There's already an A+ answer.
Thomas Markov's answer is mechanically correct, especially for the GM.
…but, this might still be a bad idea…
That said: as both a player and a GM, I strongly advise caution in trying to bring insanity to your character - mechanically or otherwise - if the campaign doesn't already involve it. While it can be great fun for all involved, it is extraordinarily easy for it to become incredibly painful for everybody else: My Guy Syndrome is lurking in the wings, preparing to leap out and devour the campaign.
Let me expand on that a bit.
At a very basic level, this question is surprisingly similar to "how do I make my character a member of a spaceship crew?".
- For both questions, there are optional, GM-facing rules if the campaign calls for it (for the this question, as mentioned, the Sanity system; for spaceships, there's a good argument that the Spelljammer book's ships would work).
- For both questions, there are varying levels of GM buy-in available.
- For spaceships, the GM could potentially go with anything from "you survived the wreck of a spelljamming ship, but that's the last we'll hear of them" to "we're playing a Spelljammer campaign".
- For this question, there are options from "just be a little weird at times" to "we're all using the Sanity system".
- The question assumes a lot about the game world and campaign the GM has in mind - and many answers will force decisions that may or may not make sense within that context.
- For spaceships, the question implies that there are spaceships flying around the game universe, that some crewmembers are viable adventurers in this world, that this world is interesting to at least some spacefarers, etc..
- For sanity, well, that goes a little deeper.
You got Sanity in my Sword-and-Sorcery fantasy!

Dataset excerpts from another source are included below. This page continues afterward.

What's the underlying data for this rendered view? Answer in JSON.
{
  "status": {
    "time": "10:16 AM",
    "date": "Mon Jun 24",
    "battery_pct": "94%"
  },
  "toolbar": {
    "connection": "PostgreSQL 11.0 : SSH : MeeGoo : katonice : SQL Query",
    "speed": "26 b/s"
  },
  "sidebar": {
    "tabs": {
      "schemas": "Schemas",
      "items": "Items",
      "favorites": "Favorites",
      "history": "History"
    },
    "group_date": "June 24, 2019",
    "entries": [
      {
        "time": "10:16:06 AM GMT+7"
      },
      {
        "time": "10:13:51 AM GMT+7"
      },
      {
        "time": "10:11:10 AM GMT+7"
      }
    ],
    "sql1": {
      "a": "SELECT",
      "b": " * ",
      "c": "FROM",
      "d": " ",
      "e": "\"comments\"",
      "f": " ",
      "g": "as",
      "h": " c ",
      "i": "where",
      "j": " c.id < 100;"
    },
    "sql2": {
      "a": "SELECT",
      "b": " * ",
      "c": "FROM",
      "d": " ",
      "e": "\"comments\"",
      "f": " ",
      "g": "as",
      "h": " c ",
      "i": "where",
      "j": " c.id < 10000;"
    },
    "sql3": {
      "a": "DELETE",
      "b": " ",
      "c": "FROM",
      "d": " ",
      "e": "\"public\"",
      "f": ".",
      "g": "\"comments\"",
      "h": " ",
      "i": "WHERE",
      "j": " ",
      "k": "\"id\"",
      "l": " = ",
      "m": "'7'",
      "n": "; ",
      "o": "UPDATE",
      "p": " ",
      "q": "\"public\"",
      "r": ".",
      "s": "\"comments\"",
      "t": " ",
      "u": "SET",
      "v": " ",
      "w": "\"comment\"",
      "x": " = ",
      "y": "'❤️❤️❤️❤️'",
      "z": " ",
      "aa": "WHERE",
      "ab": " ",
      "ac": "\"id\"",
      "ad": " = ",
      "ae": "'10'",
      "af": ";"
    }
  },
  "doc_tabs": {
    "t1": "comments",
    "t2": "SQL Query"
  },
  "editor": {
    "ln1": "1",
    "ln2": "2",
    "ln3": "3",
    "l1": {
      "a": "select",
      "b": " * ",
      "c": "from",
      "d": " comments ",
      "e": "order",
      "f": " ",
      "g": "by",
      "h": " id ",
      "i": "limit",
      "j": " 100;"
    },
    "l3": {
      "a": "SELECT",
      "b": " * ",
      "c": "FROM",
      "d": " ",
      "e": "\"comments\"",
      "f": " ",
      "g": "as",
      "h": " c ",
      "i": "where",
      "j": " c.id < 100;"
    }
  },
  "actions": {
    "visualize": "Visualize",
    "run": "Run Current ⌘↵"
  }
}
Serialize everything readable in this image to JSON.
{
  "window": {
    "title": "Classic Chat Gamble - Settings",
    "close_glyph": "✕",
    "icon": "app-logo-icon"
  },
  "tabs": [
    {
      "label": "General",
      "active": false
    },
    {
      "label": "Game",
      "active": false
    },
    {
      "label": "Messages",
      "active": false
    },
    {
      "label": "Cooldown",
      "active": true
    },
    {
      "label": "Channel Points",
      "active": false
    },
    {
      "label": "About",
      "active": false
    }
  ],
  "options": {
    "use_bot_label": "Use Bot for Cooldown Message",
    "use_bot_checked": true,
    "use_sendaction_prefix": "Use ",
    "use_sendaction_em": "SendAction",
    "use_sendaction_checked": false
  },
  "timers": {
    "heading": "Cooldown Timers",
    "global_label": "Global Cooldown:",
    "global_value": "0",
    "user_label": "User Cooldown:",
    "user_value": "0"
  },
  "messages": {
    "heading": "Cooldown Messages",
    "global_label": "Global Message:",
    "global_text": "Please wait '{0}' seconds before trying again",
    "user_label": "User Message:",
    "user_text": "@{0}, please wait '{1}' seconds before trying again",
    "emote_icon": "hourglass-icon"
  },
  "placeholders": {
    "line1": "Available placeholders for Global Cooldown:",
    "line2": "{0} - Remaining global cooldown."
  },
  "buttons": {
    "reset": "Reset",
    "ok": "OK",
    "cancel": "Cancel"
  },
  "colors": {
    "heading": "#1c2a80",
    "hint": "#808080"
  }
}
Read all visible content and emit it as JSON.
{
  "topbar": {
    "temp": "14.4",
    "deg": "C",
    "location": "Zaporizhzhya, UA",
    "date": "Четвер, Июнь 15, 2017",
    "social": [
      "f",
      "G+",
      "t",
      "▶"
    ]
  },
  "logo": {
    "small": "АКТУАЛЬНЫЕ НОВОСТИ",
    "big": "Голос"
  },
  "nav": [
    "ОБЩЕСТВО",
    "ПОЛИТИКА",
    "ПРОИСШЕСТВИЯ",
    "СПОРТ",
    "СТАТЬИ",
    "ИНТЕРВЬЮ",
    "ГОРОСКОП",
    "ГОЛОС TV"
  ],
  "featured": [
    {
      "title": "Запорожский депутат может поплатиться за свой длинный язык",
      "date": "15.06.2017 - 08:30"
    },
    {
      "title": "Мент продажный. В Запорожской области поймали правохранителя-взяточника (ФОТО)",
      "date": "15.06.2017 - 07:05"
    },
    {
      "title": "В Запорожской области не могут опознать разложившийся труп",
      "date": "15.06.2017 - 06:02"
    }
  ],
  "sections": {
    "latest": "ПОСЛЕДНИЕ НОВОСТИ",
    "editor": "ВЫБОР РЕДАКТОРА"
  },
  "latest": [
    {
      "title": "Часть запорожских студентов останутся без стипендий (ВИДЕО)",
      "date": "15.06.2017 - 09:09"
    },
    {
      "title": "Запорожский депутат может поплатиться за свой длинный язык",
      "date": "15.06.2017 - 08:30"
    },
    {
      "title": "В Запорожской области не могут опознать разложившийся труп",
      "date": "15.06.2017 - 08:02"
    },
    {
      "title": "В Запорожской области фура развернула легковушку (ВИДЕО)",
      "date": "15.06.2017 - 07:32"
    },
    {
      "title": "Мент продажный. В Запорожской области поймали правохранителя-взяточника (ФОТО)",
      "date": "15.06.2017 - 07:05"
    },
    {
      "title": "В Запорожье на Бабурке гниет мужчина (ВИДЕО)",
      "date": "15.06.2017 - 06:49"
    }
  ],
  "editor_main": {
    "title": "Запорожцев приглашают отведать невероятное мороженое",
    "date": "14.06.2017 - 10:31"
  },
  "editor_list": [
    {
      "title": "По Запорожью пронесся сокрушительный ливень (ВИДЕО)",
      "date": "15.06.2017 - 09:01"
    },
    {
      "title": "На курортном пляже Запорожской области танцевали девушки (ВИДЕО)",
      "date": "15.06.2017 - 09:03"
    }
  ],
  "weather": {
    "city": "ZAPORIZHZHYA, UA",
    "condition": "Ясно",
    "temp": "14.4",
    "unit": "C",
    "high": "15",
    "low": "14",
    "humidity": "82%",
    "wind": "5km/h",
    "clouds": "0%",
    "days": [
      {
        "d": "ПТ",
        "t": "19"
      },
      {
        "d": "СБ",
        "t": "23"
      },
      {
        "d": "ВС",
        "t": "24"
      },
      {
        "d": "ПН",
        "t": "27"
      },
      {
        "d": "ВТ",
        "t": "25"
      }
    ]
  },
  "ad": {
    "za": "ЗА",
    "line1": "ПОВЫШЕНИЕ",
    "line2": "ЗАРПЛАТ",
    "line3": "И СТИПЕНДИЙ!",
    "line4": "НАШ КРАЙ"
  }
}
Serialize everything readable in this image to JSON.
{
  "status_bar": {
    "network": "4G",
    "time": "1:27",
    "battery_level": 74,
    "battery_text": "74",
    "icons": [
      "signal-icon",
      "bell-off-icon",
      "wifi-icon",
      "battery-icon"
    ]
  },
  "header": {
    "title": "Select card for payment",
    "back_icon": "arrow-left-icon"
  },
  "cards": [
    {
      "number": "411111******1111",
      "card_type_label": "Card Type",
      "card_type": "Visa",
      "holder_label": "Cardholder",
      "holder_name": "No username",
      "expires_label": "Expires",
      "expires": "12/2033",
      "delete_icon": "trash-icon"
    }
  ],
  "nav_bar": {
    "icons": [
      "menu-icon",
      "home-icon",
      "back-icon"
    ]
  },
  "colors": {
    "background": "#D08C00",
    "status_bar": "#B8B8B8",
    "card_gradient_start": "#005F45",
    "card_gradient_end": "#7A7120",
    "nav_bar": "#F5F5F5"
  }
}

The core meta-game assumption of D&D is that there are several real humans sitting around a table, playing a game together. Those people have agreed to set aside a chunk of time - often a fairly sizable one - to cooperatively tell a heroic story about their characters. The rules seem to be written such that PCs succeed about 65% of the time they roll a d20 and they make it reasonably difficult to accidentally kill a PC: the PCs are the heroes of the story, and will very probably win in the end.
Stories about losing sanity often run counter to this assumption. My experience with Call of Cthulhu is that the story is more about finding the least-bad way of losing than it is about finding a way to win (which in one case involved calling a literal airstrike on our own position as a plan B). The stories were fun to play and re-tell, but they would have been a hard left turn had we come expecting anything more light-hearted.
At its core, D&D is designed around facilitating a sword-and-sorcery fantasy tale. Powerful heroes slay dragons and free princesses; wise wizards foil the plots of evil sorcerers; dashing rogues protect their fellows from fiendish traps and relieve evildoers of their ill-gotten gains.
Focusing on a descent into madness – on a PC's descent into madness - runs afoul of that assumption. That's not to say that it can't be done, but it's not what the system is designed for nor is it what most people are signing up for when they agree to join a campaign.
…that might hit too close to home…
Most portrayals of insanity or mental illnesses in fiction are, generously, "inspired by actual events". If anyone at your table has a mental health concern - or a friend, loved one, etc. who does - focusing on mental heath may very well cause discomfort, hurt feelings, broken friendships.
…and play out poorly.
My Guy Syndrome is the observed problem of a player justifying obviously-bad in-game choices because "that's what my guy would do".
If one player's character has a weak grasp on sanity, it seems reasonable to assume that their choices would be less rational to an outside observer. Thus, the player is more likely to make obviously-bad choices because "that's what my guy would do". This very often leads to broken campaigns and strained friendships: you've come together to play a cooperative game; one player choosing to screw up on purpose isn't fun for the rest of the players.
Note that, by "obviously-bad", I don't mean in a "least-bad" sense or with the benefit of hindsight, but in a "that's clearly a dumb idea" sense. "My Guy Syndrome" has brought us such hits as "I steal the king's crown from atop his head", "my guy will never attack the first round of combat", or even ... shall we just say that "seduction" stopped being the right word a long time ago. Critically, these are all things that the player chooses to do by themselves; if the rest of the players agree, it's almost certainly not My Guy Syndrome.
I could very easily see someone talking themselves into "insanity means randomly selecting a target each round, even from among the other PCs". This may be an extreme example, but it's the kind of trap that "my guy's less than fully sane" can lead to.
So, what do I do?
Talk to your GM and the rest of the players about your concept. If they're hesitant, it's probably best to drop it for this campaign.
If they rest of the players are interested, I would council working with the GM on an "escape hatch" in case something goes off the rails (this could include anything from the character exiting the campaign to a deus ex machina to resolve the insanity). I would also recommend looking more at Firefly/Serenity's River Tam or Psycho's Norman Bates for inspiration than, say, the cast of Alice in Wonderland.
That is to say:
If the GM and the other players don't want a space cadet in their party, well, that just isn't the hill to die on.